I thought I could do it by myself, but unfortunately, I couldn't. I relapsed quite a few times. Even though I had moral support from my family but I just couldn't stay away from it. I started looking for a program to help me with synthetic marijuana. There isn't anything specifically for synthetics THC but I found a couple for quitting real weed. I borrowed $50 from a close friend and bought this quit smoking marijuana guide. This was the best $50 I have ever spent. It taught me everything I needed to know about the addiction I had to the Synthetic THC because it effects the brain in the same way. Plus, it gave me the knowledge I needed to get through the withdrawal I was experiencing. Without the program, I felt like hell when I didn't smoke and after a few days I would be right back at the store. I'd sleep all day and still be craving it. Once I found the program and started using it, I was feeling better within a day or 2 and have been incense free for over 6 months. I'm never going to touch it again either. Now that its out of my system, I am so scared of going back to the way I was living before. I'm also so embarrassed by how my wife looked at me that I can never do it again.

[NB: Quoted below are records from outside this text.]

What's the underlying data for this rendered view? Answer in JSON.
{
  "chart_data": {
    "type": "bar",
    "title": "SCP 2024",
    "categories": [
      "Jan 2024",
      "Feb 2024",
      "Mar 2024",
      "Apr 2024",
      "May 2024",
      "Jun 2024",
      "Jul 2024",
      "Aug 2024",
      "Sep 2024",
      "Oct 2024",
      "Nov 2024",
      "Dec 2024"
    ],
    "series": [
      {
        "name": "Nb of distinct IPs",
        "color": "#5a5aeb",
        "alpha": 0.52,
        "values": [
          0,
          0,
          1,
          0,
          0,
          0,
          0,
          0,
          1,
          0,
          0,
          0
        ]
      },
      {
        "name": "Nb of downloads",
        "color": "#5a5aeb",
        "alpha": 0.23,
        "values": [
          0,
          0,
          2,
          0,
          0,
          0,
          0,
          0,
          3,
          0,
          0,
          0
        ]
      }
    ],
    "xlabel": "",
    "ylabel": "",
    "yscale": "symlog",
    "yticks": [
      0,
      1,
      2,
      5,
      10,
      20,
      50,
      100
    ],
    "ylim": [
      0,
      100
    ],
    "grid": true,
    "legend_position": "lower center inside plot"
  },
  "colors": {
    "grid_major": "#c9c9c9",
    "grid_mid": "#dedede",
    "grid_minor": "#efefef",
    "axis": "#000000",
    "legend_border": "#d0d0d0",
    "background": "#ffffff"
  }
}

Now I'm 100% drug free and that includes real weed! I started a new job a few months ago at another telecom company and I am loving life! They say everything happens for a reason. I guess this has made me stronger as a person but I wish I would have never touched that crap. It's the devil. Do yourself a favor and quit today!! For you, for your family. For anyone or anything that is important to you.

Take the first step by going to this awesome addiction support website. There is tons of info and tools you can use to quit this stuff. You might be able to find a program like I used. Which is the only reason I am able to sit here writing this, Incense Free and and have the ability to help other people just like me get off that horrible poison!

I don't want to sound like one of those hated motivational speakers but I know I'm going to :)

"Only you can decide to change your life. But, you don't have to do it alone"


 

1 comment:

  1. Thank you for this blog, I went through the same thing for 3 years straight smoking this stuff!!! it made me lose everything I cared about, and get into so much debt, I pawned everything I could, used anybody I could, etc!! More people need to be aware of this stuff it is so dangerous and you really don't understand any of it when you arent clean.. you tell yourself it's ok and make up reasons that at the time seem completely logical to you.... until you've been off of it for really at least a month... then you realize how you weren't even the same person!!!